Now that the holidays are upon us, it is a good time to consider what hospitality looks like in a Chinese context. This article from the ChinaSource archives moves us in the direction of better understanding Chinese hospitality.
Towards a Chinese Hospitality
When my husband and I were a young married couple living in the US, our default method for making friends, deepening friendships, and reaching out was to invite people to our home for a meal. I loved cooking and making our little apartment cozy and welcoming, and both of us loved being around people. We hosted intimate gatherings with gourmet food, holiday feasts, and birthday parties. In North America, hospitality is a powerful ministry tool; people love being invited to others’ homes for meals and parties, and many Christian families work hard to make their homes a haven, a place where the world can see a glimpse of Christ’s love.
When we were anticipating our move to China as a young family, we had no idea what our ministry and friendships would look like once we arrived. We came as learners and sought to observe how locals built relationships before we jumped in too deeply. However, I fully assumed that hospitality—as defined by inviting people to our home for meals—would play a big role in our ministry.
In our previous exposure to Chinese people, we had seen how important a role meals play in their culture. I imagined that as we made friends, we would be invited to their homes for meals, and that we would then reciprocate with an invitation to our home.
However, perhaps not surprisingly, living in China has redefined hospitality for me. While we have hosted our share of parties and meals with friends, we noticed early on as we observed the culture that Chinese did not default to inviting us to their homes for a meal. We have received a few invitations, and we have been in our friends’ homes, but meals with our friends more frequently take place in restaurants. In fact, most of our relationships take place outside of any home.

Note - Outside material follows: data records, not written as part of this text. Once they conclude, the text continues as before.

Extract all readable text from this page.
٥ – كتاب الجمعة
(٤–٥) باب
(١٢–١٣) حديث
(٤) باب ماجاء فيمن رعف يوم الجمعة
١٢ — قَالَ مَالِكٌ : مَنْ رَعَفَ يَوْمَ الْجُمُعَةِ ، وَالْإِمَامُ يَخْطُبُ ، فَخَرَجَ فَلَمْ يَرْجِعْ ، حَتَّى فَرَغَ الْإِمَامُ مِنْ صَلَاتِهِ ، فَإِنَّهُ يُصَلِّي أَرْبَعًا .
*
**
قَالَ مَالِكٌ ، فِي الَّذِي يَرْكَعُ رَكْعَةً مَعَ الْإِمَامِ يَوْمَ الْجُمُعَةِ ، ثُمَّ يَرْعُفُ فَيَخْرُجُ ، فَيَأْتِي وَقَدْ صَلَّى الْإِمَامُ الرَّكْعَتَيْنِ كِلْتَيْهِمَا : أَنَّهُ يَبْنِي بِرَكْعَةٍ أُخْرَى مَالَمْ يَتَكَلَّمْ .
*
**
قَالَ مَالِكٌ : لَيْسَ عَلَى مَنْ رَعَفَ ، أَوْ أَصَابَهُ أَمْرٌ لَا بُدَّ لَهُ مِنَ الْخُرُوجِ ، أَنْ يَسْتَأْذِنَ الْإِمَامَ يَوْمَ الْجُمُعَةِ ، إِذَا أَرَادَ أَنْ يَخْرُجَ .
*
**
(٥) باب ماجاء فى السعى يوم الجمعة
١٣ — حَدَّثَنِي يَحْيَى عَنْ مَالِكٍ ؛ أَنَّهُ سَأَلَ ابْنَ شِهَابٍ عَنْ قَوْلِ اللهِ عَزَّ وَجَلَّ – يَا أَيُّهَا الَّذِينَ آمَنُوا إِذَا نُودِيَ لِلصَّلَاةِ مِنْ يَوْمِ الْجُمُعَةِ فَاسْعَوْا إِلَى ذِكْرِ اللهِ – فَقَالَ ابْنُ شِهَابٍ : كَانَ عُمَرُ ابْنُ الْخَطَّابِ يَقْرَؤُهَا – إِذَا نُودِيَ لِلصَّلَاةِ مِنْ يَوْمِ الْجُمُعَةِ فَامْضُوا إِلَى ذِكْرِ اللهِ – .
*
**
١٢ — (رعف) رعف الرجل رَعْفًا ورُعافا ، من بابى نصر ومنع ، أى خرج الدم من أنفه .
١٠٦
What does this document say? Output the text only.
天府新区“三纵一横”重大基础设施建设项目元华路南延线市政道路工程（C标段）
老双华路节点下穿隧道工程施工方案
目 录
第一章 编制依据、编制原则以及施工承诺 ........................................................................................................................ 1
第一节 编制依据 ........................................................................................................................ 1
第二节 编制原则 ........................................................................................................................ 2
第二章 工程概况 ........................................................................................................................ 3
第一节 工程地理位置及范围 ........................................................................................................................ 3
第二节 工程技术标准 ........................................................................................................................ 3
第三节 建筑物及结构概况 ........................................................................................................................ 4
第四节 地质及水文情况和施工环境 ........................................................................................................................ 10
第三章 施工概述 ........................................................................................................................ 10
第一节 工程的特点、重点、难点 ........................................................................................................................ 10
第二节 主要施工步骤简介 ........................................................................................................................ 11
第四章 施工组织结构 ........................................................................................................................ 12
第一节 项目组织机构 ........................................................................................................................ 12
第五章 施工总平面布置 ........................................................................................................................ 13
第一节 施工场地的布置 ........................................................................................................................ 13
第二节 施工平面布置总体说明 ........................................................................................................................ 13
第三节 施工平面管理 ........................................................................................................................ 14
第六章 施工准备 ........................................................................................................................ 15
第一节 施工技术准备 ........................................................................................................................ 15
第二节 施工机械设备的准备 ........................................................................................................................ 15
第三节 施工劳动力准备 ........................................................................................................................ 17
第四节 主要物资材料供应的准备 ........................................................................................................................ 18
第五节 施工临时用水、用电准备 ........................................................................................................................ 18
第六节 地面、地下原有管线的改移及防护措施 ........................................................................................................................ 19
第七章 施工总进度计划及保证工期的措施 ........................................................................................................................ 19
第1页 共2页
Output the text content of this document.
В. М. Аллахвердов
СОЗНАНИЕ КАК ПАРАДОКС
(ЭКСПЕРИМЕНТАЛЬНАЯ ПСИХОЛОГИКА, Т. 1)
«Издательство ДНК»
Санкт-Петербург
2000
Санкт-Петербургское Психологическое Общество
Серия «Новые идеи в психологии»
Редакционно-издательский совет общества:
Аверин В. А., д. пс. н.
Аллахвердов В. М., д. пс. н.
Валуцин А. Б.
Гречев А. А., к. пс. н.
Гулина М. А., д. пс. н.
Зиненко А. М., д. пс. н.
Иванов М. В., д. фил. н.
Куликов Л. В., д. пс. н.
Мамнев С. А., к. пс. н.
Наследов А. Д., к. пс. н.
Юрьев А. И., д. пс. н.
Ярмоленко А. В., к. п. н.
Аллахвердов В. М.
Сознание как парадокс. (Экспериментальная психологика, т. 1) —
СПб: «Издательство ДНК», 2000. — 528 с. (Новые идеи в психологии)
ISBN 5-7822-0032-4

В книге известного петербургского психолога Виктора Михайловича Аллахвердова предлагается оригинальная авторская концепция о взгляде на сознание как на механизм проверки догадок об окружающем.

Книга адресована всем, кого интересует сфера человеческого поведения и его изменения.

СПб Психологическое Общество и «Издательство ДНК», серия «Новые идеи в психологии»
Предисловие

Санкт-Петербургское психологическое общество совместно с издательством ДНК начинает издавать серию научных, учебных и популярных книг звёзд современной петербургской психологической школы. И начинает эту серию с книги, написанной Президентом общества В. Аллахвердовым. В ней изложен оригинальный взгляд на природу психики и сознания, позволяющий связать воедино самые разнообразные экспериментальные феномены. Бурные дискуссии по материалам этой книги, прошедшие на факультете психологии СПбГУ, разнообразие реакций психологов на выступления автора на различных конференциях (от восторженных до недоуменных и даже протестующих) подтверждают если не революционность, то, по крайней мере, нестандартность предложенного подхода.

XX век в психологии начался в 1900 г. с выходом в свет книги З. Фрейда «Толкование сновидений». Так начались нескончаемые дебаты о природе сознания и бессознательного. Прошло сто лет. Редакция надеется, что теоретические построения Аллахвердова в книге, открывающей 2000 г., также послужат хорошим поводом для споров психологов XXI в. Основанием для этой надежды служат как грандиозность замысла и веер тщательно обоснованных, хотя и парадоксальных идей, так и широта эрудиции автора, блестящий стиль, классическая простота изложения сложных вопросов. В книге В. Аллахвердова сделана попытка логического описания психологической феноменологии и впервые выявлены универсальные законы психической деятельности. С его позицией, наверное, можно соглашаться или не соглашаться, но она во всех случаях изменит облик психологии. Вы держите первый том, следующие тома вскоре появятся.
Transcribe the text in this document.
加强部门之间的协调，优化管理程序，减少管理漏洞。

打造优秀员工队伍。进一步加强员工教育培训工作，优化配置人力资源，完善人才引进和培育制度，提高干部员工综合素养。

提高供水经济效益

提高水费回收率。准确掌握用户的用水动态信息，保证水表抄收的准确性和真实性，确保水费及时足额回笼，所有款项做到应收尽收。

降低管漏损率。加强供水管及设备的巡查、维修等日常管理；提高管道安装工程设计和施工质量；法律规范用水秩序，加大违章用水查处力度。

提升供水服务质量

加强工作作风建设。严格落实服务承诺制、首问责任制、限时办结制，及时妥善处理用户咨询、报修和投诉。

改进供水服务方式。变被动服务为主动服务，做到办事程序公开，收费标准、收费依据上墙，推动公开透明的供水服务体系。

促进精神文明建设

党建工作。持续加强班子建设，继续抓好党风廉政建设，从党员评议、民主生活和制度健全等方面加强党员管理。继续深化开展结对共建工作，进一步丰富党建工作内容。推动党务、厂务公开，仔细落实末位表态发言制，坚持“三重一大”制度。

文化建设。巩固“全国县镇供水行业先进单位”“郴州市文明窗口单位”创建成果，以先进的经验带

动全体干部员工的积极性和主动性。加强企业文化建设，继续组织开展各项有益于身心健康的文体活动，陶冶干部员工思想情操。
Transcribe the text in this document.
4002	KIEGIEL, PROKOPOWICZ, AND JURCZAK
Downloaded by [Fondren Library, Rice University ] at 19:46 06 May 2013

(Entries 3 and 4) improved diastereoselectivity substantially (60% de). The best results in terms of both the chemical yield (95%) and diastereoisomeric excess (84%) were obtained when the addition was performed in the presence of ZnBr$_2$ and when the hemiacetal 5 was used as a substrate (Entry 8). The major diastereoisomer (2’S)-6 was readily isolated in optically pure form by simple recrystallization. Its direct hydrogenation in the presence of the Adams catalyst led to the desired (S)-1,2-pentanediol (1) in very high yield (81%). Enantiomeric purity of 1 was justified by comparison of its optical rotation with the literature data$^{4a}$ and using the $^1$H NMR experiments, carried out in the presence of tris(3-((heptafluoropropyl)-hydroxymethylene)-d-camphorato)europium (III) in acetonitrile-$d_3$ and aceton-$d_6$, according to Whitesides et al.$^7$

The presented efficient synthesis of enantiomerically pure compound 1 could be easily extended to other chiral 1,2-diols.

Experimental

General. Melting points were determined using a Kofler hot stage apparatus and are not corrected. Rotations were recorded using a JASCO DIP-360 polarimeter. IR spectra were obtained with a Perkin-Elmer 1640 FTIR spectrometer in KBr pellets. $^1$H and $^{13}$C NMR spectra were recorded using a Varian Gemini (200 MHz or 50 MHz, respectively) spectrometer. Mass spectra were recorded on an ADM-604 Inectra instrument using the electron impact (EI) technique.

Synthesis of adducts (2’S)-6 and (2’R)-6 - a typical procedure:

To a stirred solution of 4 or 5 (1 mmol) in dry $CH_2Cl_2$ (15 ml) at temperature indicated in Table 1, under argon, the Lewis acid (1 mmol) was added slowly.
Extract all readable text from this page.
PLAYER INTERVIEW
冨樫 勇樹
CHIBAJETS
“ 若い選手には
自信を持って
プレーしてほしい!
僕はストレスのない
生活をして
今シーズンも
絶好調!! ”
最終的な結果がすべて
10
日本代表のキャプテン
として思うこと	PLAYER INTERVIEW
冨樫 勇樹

Most homes in China are small, and Chinese traditionally do not put a lot of effort into decorating their homes to perfection. Home is a place to eat, sleep, and gather with your family, but hanging out with your friends, playing with your kids, having fun—these things take place outside the home, in public. Backyards are rare, but children play in the grounds of the apartment complex. Parties hosted at home are rare, but restaurants and KTV establishments are thoroughly equipped for large celebrations. Private gardens are rare, but public gardens and parks dot the landscape everywhere. Recreation, celebration, relationships—these happen in public, in community, in groups, rather than in a private home.
So where has this left me, as someone who sees hospitality as a gifting but who also wants to see the gospel take root and spread in this culture? We could easily continue inviting our Chinese friends to our home. They do seem to enjoy it, and it’s certainly more convenient for us with young kids who have early bedtimes. We know of many foreigners living here who have successfully used this kind of hospitality as an integral part of their ministry.
But the longer we live here, the less we have found ourselves defaulting to these invitations. Jesus left his world, his culture, to live with us, to be where we are. So we seek to leave our culture to be where our friends are. We take our kids to play in the playground of our apartment complex. We invite our friends to restaurants for meals, or to join us on different outings. And, perhaps most importantly, we allow them to reciprocate the invitations. And yes, on occasion they come to our home and we go to theirs. But this kind of hospitality is no longer one of the cornerstones of our relationship building.
I can’t say I don’t miss having groups in my home. In the first year or two of living in China, I really struggled with the adjustment. Friendships would be so much easier if they could be on my terms, if people would come to me. I can’t say I don’t still struggle, especially during those evenings out with friends when their desire to sit around and chat for hours over a meal means our kids are out much past their bedtimes and everyone is tired and grumpy. These moments, when this routine-loving mother has to give up all control of the schedule, are perhaps the most difficult tests of my love.
But if Chinese are ever to see the gospel as an insider movement rather than as a Western idea, it needs to come to them looking, sounding, smelling, tasting, and feeling essentially Chinese. Sure, we could (and have) invite a group to our home for Thanksgiving and share with them our American and even Christian traditions, but we have wondered if such an occasion, though enjoyable to everyone, actually serves to strengthen the commonly-held notion that Biblical truth is in fact inextricable from Western culture. Would Christ’s love be felt more fully if we instead spent the day with them watching Dragon Boat races during the Dragon Boat Festival, or learned to wrap jiaozi with them over Chinese New Year? Perhaps.
With no clear answers to these questions, we try to default to the path of self-sacrifice. When we find ourselves moving toward the familiar, we stop and ask ourselves if we are being motivated by a desire for what’s convenient rather than by sacrificial love. And we remember that every time we sacrifice what is comfortable and familiar to us for the sake of the gospel, we have the high privilege of reflecting and imitating Christ in a small way. And what could be more worth the sacrifice?